What is love? Have philosophers anything useful to add to Plato’s discussion of this question in the ‘Symposium’?
Answer by Massimo Pigliucci
Philosophers have been discussing the idea of love and its implications for human affairs at least since Plato. Modern philosophers have proposed four different, though perhaps partially overlapping, conceptions of love that are significantly distinct from those of the ancients: (1) love as an emotion, (2) love as a ‘robust concern,’ (3) love as a union, and (4) love as valuing the other.
Let us start with the idea of robust concern. The defining feature of this kind of love is selfless interest in the other’s well-being, for his or her sake and not because we gain anything out of it. In the somewhat dry and formal words of philosopher Gabriele Taylor: ‘If x loves y then x wants to benefit and be with y etc., and he has these wants (or at least some of them) because he believes y has some determinate characteristics Ψ in virtue of which he thinks it worthwhile to benefit and be with y. He regards satisfaction of these wants as an end and not as a means towards some other end.’
All right, I promise never to quote a technical paper on the philosophy of love directly again, because this is the sort of thing that gives philosophers a bad reputation. Still, what Taylor is saying is that we don’t love the other (y) because her characteristics (Ψ) benefit us, but because they are worth cherishing in their own right. Although this idea of selfless love has some commonsense appeal, there also seems to be something clearly amiss. As another philosopher, Harry Frankfurt, put it (not a direct quote!), the idea is that robust love is neither a matter of feelings nor a matter of opinions, but a matter of will: we love someone in a robust fashion because she acts in accordance with a set of motives and preferences that we approve of.

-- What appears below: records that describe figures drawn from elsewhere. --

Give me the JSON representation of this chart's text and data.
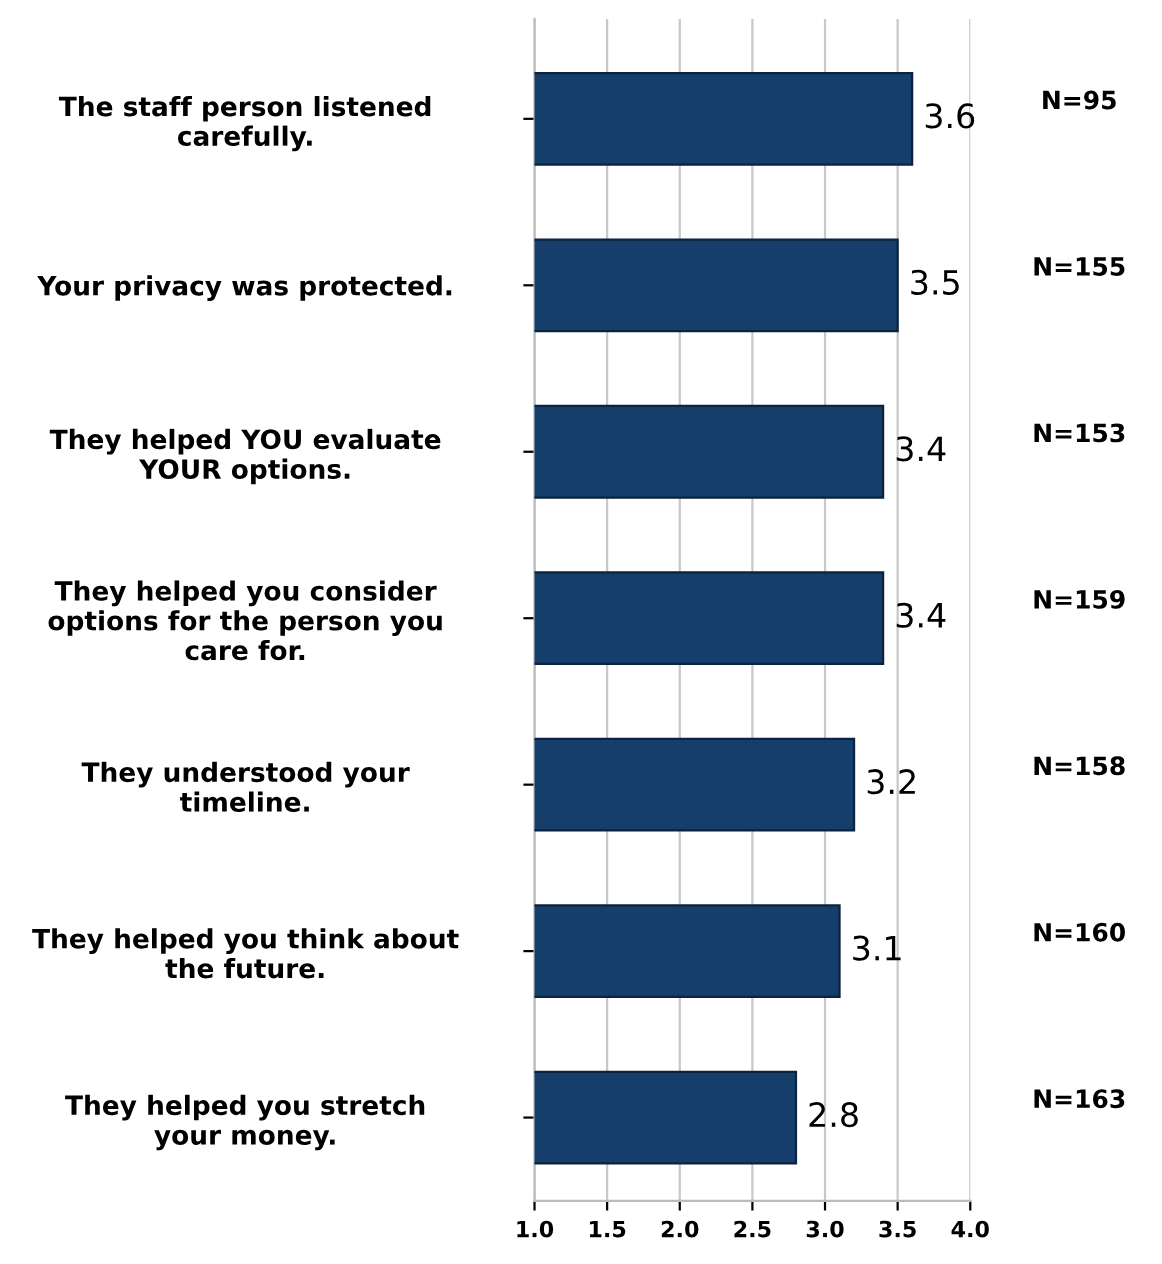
{
  "chart_data": {
    "type": "bar",
    "orientation": "horizontal",
    "categories": [
      "The staff person listened\ncarefully.",
      "Your privacy was protected.",
      "They helped YOU evaluate\nYOUR options.",
      "They helped you consider\noptions for the person you\ncare for.",
      "They understood your\ntimeline.",
      "They helped you think about\nthe future.",
      "They helped you stretch\nyour money."
    ],
    "values": [
      3.6,
      3.5,
      3.4,
      3.4,
      3.2,
      3.1,
      2.8
    ],
    "color": "#153e6a",
    "data_labels": true,
    "xlim": [
      1.0,
      4.0
    ],
    "xticks": [
      {
        "value": 1.0,
        "label": "1.0"
      },
      {
        "value": 1.5,
        "label": "1.5"
      },
      {
        "value": 2.0,
        "label": "2.0"
      },
      {
        "value": 2.5,
        "label": "2.5"
      },
      {
        "value": 3.0,
        "label": "3.0"
      },
      {
        "value": 3.5,
        "label": "3.5"
      },
      {
        "value": 4.0,
        "label": "4.0"
      }
    ],
    "grid": "x",
    "legend": false,
    "annotations": [
      "N=95",
      "N=155",
      "N=153",
      "N=159",
      "N=158",
      "N=160",
      "N=163"
    ]
  }
}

A second modern philosophical view to entertain is that of love as valuing the other person. The basic idea is that love means to value someone in himself or herself, and that we do so because of an appraisal that centers on the dignity of that person. If this sounds a bit abstract and detached from the real world, well, it is. But there is an important kernel that philosophers who support the value conception of love are trying to get at: the idea that a love object (a person) cannot simply be swapped for another one with similar characteristics, because this would violate the dignity of both people. Think of the ‘robust concern’ view just discussed: there is nothing in that view that would preclude you from having the same ‘concern’ for (that is, loving) another object with the same characteristics as the one you are loving now. You could therefore swap gods or lovers, or even love many gods and many people at the same time, as long as they share the same set of characteristics (Ψ). Some people might be okay with this, but others feel that real love ought to be more exclusive and less subject to commodification. If you are in the latter group, then the value view of love might fit you well.
The third modern philosophical perspective is of love as a union. This is the idea that what is central to love is two independent individuals forming a third, collective union, a ‘we’ that becomes more important than and transcends each individual ‘I.’ Some philosophers speak of this ‘we’ entity in a clearly metaphorical way, while others seem to give a more serious ontological (pertinent to existence) status to the ensemble, almost as if it really were a new individual in its own right. As with the value view of love, the union conception tries to capture something that most people who have been or are in love can relate to: the creation of a new set of priorities as the couple as a unit becomes more important than the individuals who constitute it. But therein lies a problem as well: human beings are both social and fairly individualistic animals, and one can object that a union view of love puts too much emphasis on the couple at the expense of personal space, rights, and dignity. As we all know, it is precisely this tension between joint and individual needs that often is at the root of relationship problems in real life.
Finally, we turn to the emotional view of love. In philosophy an emotion is a combination of an evaluation of the object of the emotion and a motivational response to that object. For instance, if I’m afraid of you, that means I have evaluated you as somehow dangerous to my health, and it probably also means that I am prepared to take some action against you, either defensive or evasive. Of course, thinking of love as an emotion would hardly be surprising for the non-philosopher, but the question for us here is: What sort of understanding of the phenomenon can be gained this way? And what potential problems arise if we conceptualize love primarily as an emotion?
One thing that philosophers get out of emotional theories of love is being allowed to distinguish loving someone from simply liking someone. If love is a distinct and deeper sort of emotion than the emotions elicited by friendship or admiration, then we begin to see why those other experiences are so clearly not like love. According to several philosophers who support an emotional view of love, what accounts for much of this difference is that we share a unique narrative history with the beloved: regardless of how he or she will change throughout life, we keep accumulating common memories of events and situations that are obviously unrepeatable with anyone else. This, according to such philosophers, also explains why we don’t commonly ‘trade up’ at the first opportunity, why we do not switch partners as soon as we meet someone with even better characteristics (call them ‘ Ψ+’) than the one we are currently engaged with.